Albuquerque, NM – September 12, 2013
In his administrative report at the Board of Regents meeting on Tuesday, September 10th, President Frank presented the Innovate ABQ project to the UNM Regents. STC.UNM CEO & Chief Economic Development Officer Lisa Kuuttila was also present to provide additional details on the latest developments in this collaborative initiative to create a research and innovation district in New Mexico. For more details on the President’s presentation, see Chloe Henson’s Sept. 12th article, “Innovate ABQ Proposal Goes Before Regents,” from the DailyLobo.com, reprinted below.
‘Innovate ABQ’ proposal goes before regents
Frank pressing for ‘concentrated research district’ in the city
UNM’s effort to centralize Albuquerque’s entrepreneurial startup scene finally goes to the Board of Regents.
At a Board of Regents meeting Tuesday, UNM President Robert Frank talked about the project Innovate ABQ.
According to the website of UNM’s Science and Technology Corporation, Innovate ABQ is a collaborative project between UNM, the city, the county, the state and local business communities. The venture will “create a research and innovation district near the University,” which will provide students with opportunities in jobs, internships, residential and cultural amenities related to science and mathematics, according to the site.
Frank said New Mexico “has great science” and “entrepreneurial personality,” but Albuquerque has no single place for scientific minds to connect.
“If you look through Albuquerque, we have no concentrated research district,” he said. “We have … a scattering of research districts across the city. And because we don’t have a true concentration it hurts us in building a real focus on it.”
Frank said a proper research district contains a dense enough population that people can come into contact with each other enough to form new ideas.
“Research districts create a true, mutually supportive relationship. And if there’s one word you think about with a research district, it’s the word ‘collision,'” he said. “And what we mean by ‘collision’ is a density of people so that people bump into each other with enough frequency that they make things happen.”
Frank said this “distance of collision” for people is less than a mile.
“The normal model of Albuquerque, how we do things in New Mexico, doesn’t work very well,” he said.

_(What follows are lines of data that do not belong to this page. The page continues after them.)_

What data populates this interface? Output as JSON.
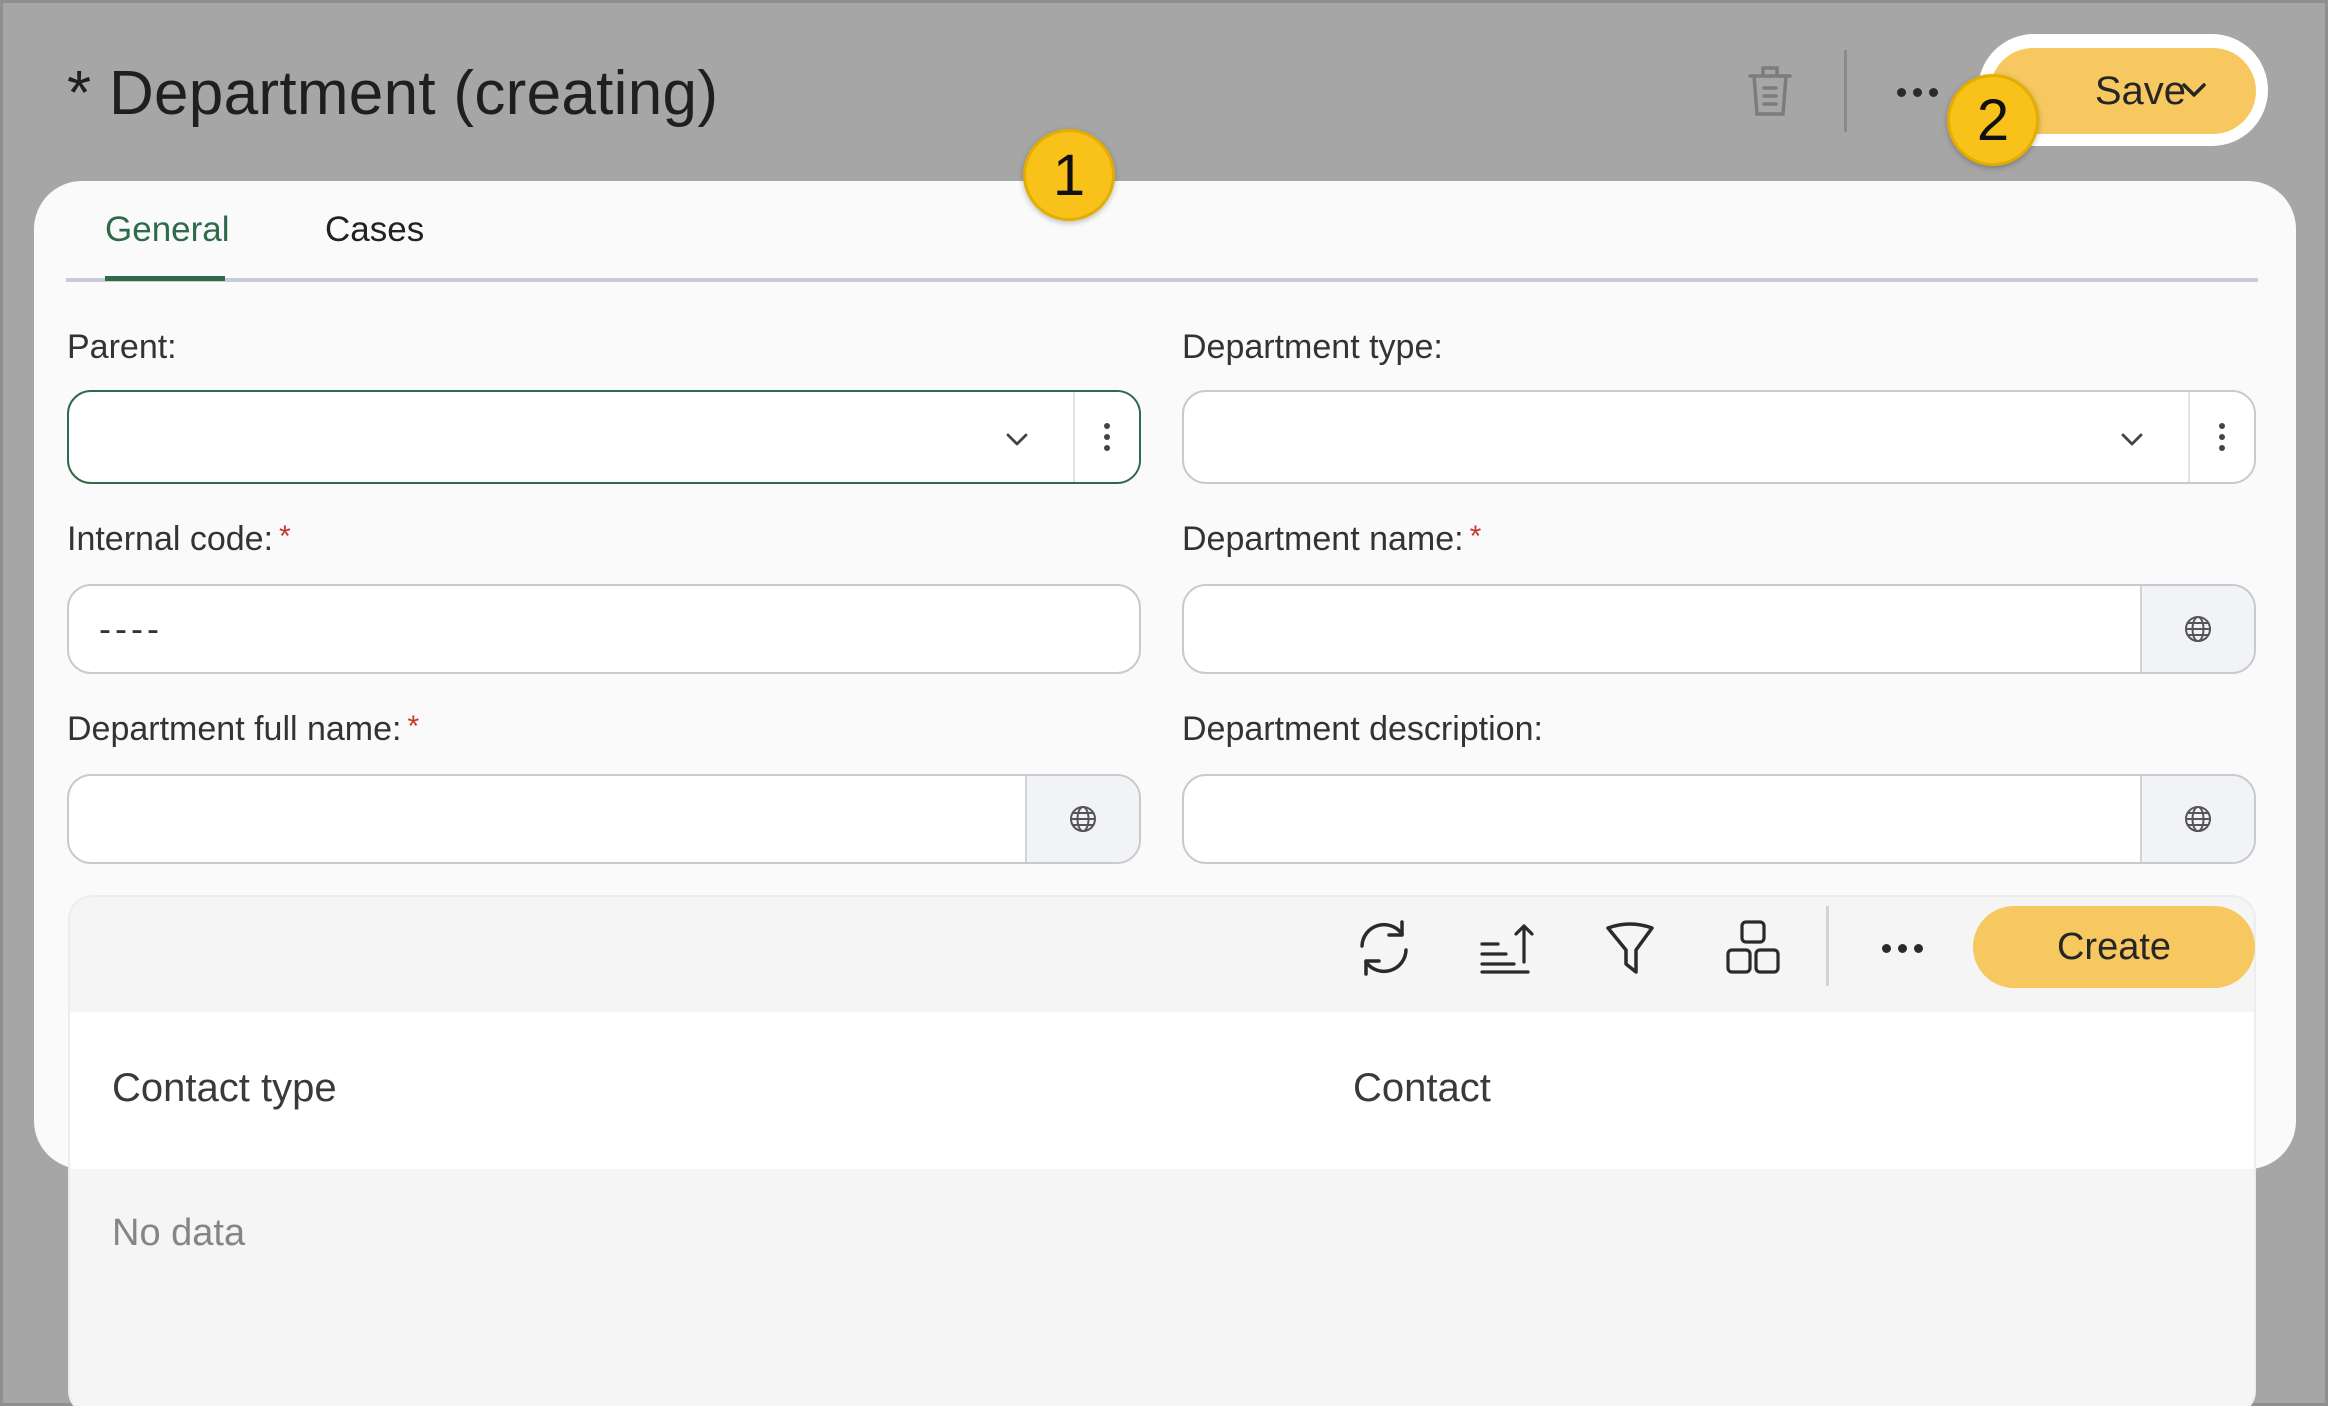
{
  "header": {
    "title": "* Department (creating)",
    "save_label": "Save",
    "icons": [
      "trash-icon",
      "more-icon",
      "chevron-down-icon"
    ]
  },
  "badges": {
    "first": "1",
    "second": "2"
  },
  "tabs": [
    {
      "label": "General",
      "active": true
    },
    {
      "label": "Cases",
      "active": false
    }
  ],
  "form": {
    "parent": {
      "label": "Parent:",
      "value": ""
    },
    "department_type": {
      "label": "Department type:",
      "value": ""
    },
    "internal_code": {
      "label": "Internal code:",
      "required_mark": "*",
      "value": "----"
    },
    "department_name": {
      "label": "Department name:",
      "required_mark": "*",
      "value": ""
    },
    "department_full_name": {
      "label": "Department full name:",
      "required_mark": "*",
      "value": ""
    },
    "department_description": {
      "label": "Department description:",
      "value": ""
    }
  },
  "grid": {
    "toolbar_icons": [
      "refresh-icon",
      "sort-icon",
      "filter-icon",
      "layout-icon",
      "more-icon"
    ],
    "create_label": "Create",
    "columns": [
      "Contact type",
      "Contact"
    ],
    "empty_text": "No data"
  },
  "colors": {
    "accent_green": "#2f6a4a",
    "button_yellow": "#f6c85f",
    "badge_yellow": "#f8c21a",
    "overlay_gray": "#a6a6a6",
    "required_red": "#c0392b"
  }
}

Frank said that last week, he visited SkySong, an innovation community started by ASU in Scottsdale, Ariz.
“All of the investment in SkySong actually comes from Scottsdale and the investment that Scottsdale has made in SkySong is phenomenal,” he said. “It is $80 million that has been invested in SkySong by the town of Scottsdale.”
According to SkySong’s website, the innovation center is “a joint venture among ASU, the ASU Foundation, the city of Scottsdale and the Plaza Companies.”
Frank said while a university usually initiates innovation centers, the centers usually belong to the community.
“One of the things that’s critical about efforts that we’ve seen that are successful is they often start with the university, but they expand to be owned by the community,” he said. “So the university sparks it, but it’s later owned by the community. So that’s a really critical phenomenon — driven by the university, owned by the community.”
Frank said UNM will have to engage with communities across the state to execute the project.
“We now believe we have to reach out to all of New Mexico,” he said. “Central New Mexico will not be enough, engaging, to start, the city of Albuquerque, the county, and probably most of the state before we’re done.”
Frank said UNM would also “create new companies, grow existing companies and, last but not least, attract companies to New Mexico.”
Lisa Kuuttila, president and CEO of UNM’s Science and Technology Corporation, said a building at Mesa del Sol could be a potential startup space for the innovation center while the development of the main site begins Downtown.
“There’s an opportunity to purchase the building at Mesa del Sol, called the Aperture building, and that building would be an ideal short term way for us to get this innovative project off the ground,” she said.
Kuuttila said projects already exist at the Aperture building, which could attract companies to participate in Innovate ABQ.
“We would envision that facility being utilized for incubation space as to see who would locate there short term and help really fill that building up with tenants as we’re developing our site, Innovate ABQ, Downtown,” she said.